No Fala Você Notícias desta quinta-feira (13), recebemos Carla Maria, secretária de Assistência Social, José Carlos, gestor do Bolsa Família e Geórgia Bezerra, assistente social. Eles falaram sobre o Cadastro Único, Bolsa Família e ações da Secretaria.
De acordo com José Carlos, o Cadastro Único é um instrumento do Governo Federal que serve para identificar as famílias de baixa renda do território brasileiro. Ele disse que, antes, poderiam ser inseridas no Cadastro Único famílias com até meio salário mínimo por pessoa e famílias com até três salários mínimos no total. Atualmente, a mudança que foi realizada é que as famílias que têm o direito de serem inseridas do Cadastro Único são apenas as famílias com renda per capita de até meio salário mínimo por pessoa.
Segundo José Carlos, a população tem dificuldade de entender o conceito família do Cadastro Único, pois, acreditam que cada pessoa de uma casa tem o direito a receber o Bolsa Família, e, não tem.
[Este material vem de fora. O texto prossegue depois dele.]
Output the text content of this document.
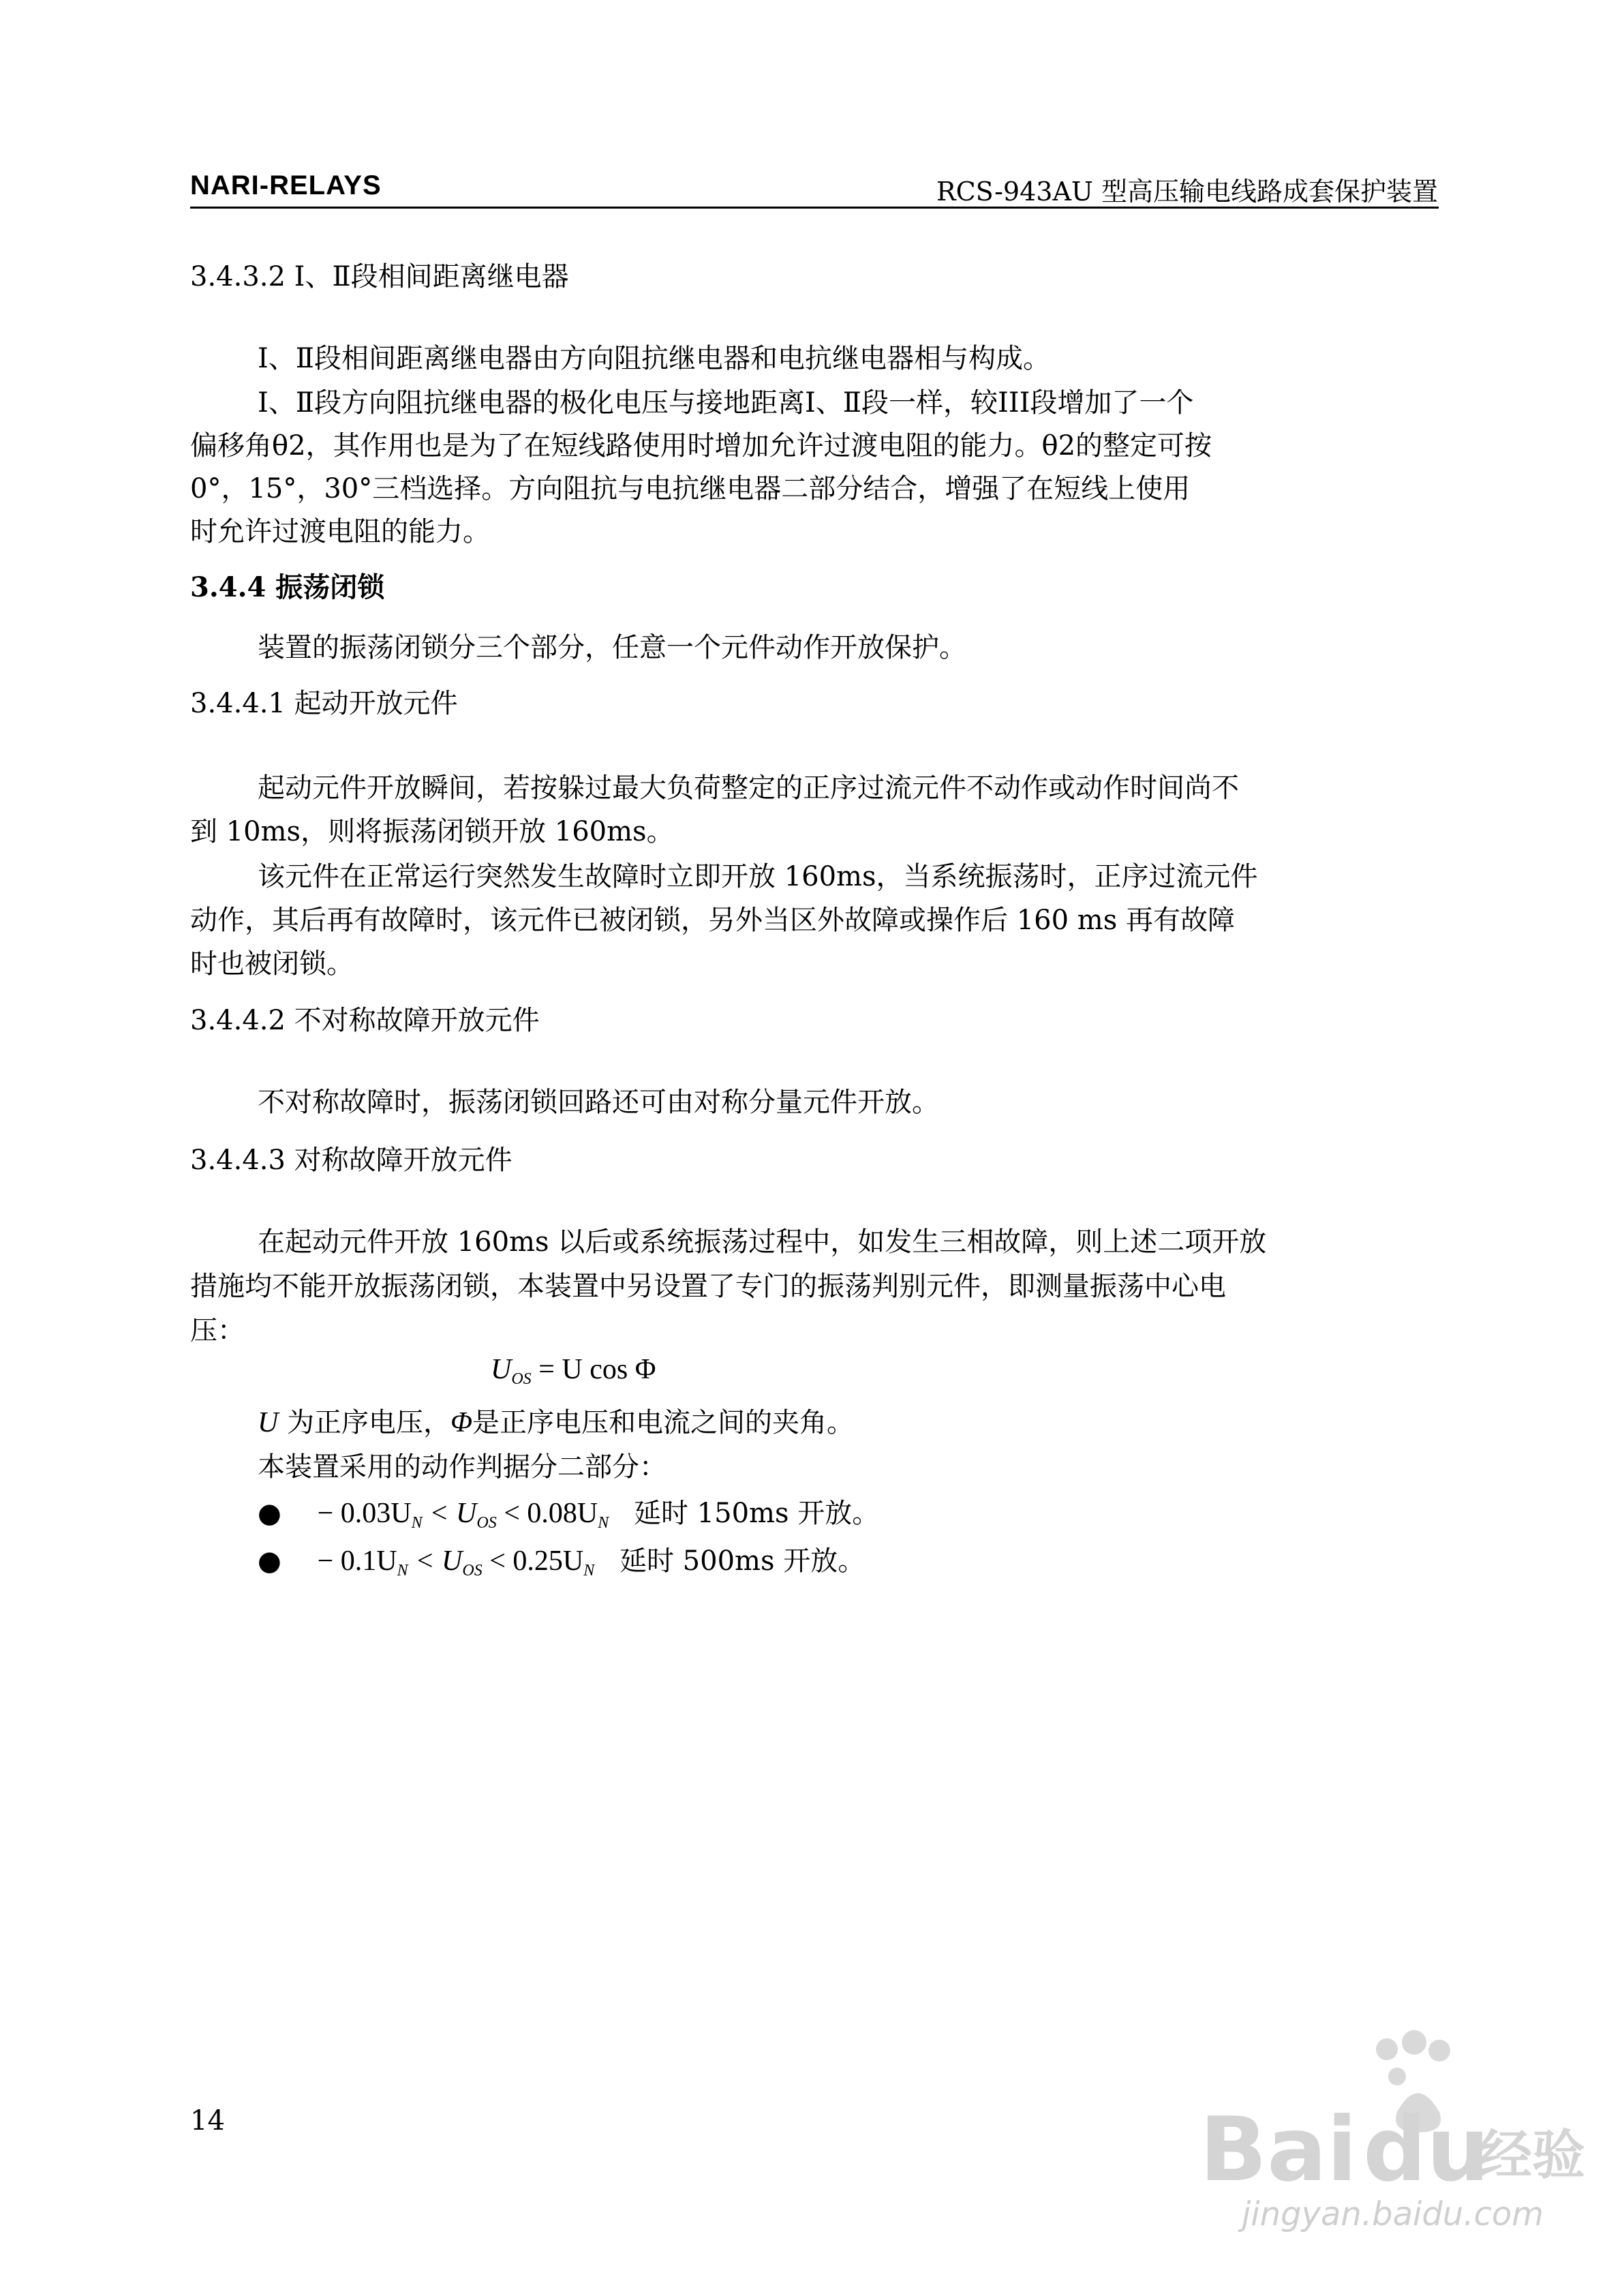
NARI-RELAYS	RCS-943AU 型高压输电线路成套保护装置
3.4.3.2 Ⅰ、Ⅱ段相间距离继电器
Ⅰ、Ⅱ段相间距离继电器由方向阻抗继电器和电抗继电器相与构成。
Ⅰ、Ⅱ段方向阻抗继电器的极化电压与接地距离Ⅰ、Ⅱ段一样，较III段增加了一个
偏移角θ2，其作用也是为了在短线路使用时增加允许过渡电阻的能力。θ2的整定可按
0°，15°，30°三档选择。方向阻抗与电抗继电器二部分结合，增强了在短线上使用
时允许过渡电阻的能力。
3.4.4 振荡闭锁
装置的振荡闭锁分三个部分，任意一个元件动作开放保护。
3.4.4.1 起动开放元件
起动元件开放瞬间，若按躲过最大负荷整定的正序过流元件不动作或动作时间尚不
到 10ms，则将振荡闭锁开放 160ms。
该元件在正常运行突然发生故障时立即开放 160ms，当系统振荡时，正序过流元件
动作，其后再有故障时，该元件已被闭锁，另外当区外故障或操作后 160 ms 再有故障
时也被闭锁。
3.4.4.2 不对称故障开放元件
不对称故障时，振荡闭锁回路还可由对称分量元件开放。
3.4.4.3 对称故障开放元件
在起动元件开放 160ms 以后或系统振荡过程中，如发生三相故障，则上述二项开放
措施均不能开放振荡闭锁，本装置中另设置了专门的振荡判别元件，即测量振荡中心电
压：
$U_{OS} = U$ cos Φ
U 为正序电压，Φ是正序电压和电流之间的夹角。
本装置采用的动作判据分二部分：
● − $0.03U_N < U_{OS} < 0.08U_N$ 延时 150ms 开放。
● − $0.1U_N < U_{OS} < 0.25U_N$ 延时 500ms 开放。
14	Bai du
经验
jingyan.baidu.com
Ele ainda disse que há pessoas que tem a renda per capita que ultrapassa a exigida e que, ainda assim, insistem para a realização do Cadastro Único para receber algum tipo de auxílio social.
Para receber o Bolsa Família é preciso ter a partir de 16 anos e é necessário que, em uma casa, a renda seja de, no máximo, R$ 218 reais por pessoa, caso contrário, o Governo não libera o benefício.
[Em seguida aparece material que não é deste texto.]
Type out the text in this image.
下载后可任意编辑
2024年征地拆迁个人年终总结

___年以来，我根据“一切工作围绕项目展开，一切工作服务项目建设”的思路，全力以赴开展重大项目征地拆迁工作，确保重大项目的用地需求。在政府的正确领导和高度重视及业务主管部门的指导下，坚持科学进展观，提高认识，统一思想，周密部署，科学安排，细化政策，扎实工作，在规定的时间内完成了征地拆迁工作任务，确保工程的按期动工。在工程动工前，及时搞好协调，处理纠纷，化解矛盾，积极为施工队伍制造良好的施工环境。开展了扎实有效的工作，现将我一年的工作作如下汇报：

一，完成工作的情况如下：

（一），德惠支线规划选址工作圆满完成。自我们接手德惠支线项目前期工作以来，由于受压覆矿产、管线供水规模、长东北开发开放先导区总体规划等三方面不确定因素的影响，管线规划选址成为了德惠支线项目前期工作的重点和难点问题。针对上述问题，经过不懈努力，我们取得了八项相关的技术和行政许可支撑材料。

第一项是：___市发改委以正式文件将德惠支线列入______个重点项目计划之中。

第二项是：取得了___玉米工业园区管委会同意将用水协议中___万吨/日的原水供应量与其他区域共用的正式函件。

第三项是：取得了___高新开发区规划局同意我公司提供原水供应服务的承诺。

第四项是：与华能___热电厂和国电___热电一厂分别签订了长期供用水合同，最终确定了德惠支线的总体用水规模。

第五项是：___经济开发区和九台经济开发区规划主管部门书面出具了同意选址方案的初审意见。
José Carlos cita que são vários os programas sociais destinados a pessoas de baixa renda do Cadastro Único, dentre eles: Bolsa Família, Carteira do Idoso, Garantia Safra, ID Jovem, inserção para concurso, desconto de energia, contribuição facultativo baixa renda do INSS, inserção de bolsa de faculdade, BPC, dentre outros.
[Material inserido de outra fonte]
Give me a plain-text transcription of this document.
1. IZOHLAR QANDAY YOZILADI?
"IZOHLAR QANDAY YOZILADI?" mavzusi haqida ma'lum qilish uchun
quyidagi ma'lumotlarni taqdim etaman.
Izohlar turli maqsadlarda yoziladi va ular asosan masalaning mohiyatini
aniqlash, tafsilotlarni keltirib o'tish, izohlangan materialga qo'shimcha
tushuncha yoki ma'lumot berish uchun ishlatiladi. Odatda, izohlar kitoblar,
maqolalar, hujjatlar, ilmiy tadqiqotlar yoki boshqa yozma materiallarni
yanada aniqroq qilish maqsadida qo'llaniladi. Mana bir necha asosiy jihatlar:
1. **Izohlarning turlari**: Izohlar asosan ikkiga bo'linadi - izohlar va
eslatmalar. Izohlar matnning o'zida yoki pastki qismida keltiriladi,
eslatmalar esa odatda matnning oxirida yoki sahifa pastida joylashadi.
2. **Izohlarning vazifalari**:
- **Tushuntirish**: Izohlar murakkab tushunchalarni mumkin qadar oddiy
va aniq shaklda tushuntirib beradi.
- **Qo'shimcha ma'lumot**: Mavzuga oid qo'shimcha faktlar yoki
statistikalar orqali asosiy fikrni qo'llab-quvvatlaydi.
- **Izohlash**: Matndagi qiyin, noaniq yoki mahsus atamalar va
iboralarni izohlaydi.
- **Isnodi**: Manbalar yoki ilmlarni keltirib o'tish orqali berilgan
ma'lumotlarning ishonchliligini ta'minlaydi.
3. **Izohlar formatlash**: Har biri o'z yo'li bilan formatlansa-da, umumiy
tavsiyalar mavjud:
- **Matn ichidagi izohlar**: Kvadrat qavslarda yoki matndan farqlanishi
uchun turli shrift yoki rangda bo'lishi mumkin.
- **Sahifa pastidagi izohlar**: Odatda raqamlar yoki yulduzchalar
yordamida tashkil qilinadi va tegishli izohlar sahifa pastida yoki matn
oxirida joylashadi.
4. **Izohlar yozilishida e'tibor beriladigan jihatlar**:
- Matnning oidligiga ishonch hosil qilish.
José Carlos disse que, neste governo atual, além dos R$ 600 reais mínimo do Bolsa Família, está pagando também R$ 150 reais por cada filho até seis anos de idade. A partir de junho, as famílias que têm o direito ao Bolsa Família receberão R$ 150 reais de cada filho de sete até 18 anos. Além disso, cada gestante também receberá R$ 50 reais a mais.
Conforme José Carlos, em 2021 e 2022 foram feitos, em Guanambi e região, mais de 6 mil cadastros com famílias unipessoais (pessoas que se declaram morar sozinhas). Ele disse que, quando foram realizar a checagem, muitos endereços eram fantasmas e, apenas 20% das informações de endereços eram verídicas. Algumas famílias mentiam informações e davam o mesmo endereço, outros, davam o endereço de casas abandonadas ou em processo de construção.
Somente em nosso município, o bolsa família está destinando quase nove milhões e meio, conforme descreveu José Carlos. Somente dos programas sociais que fazem parte do Cadastro Único, são mais de 15 milhões de reais investidos em Guanambi. Ele mencionou que, quando as famílias deixam de atualizar o cadastro, alguns benefícios são bloqueados.
A Assistência Social está realizando uma ação itinerante nos bairros da cidade com o instituto MIX, para que a população possa atualizar os cadastros do Bolsa Família. Irão também realizar a ação nas zonas rurais e serão feitas até o mês de novembro.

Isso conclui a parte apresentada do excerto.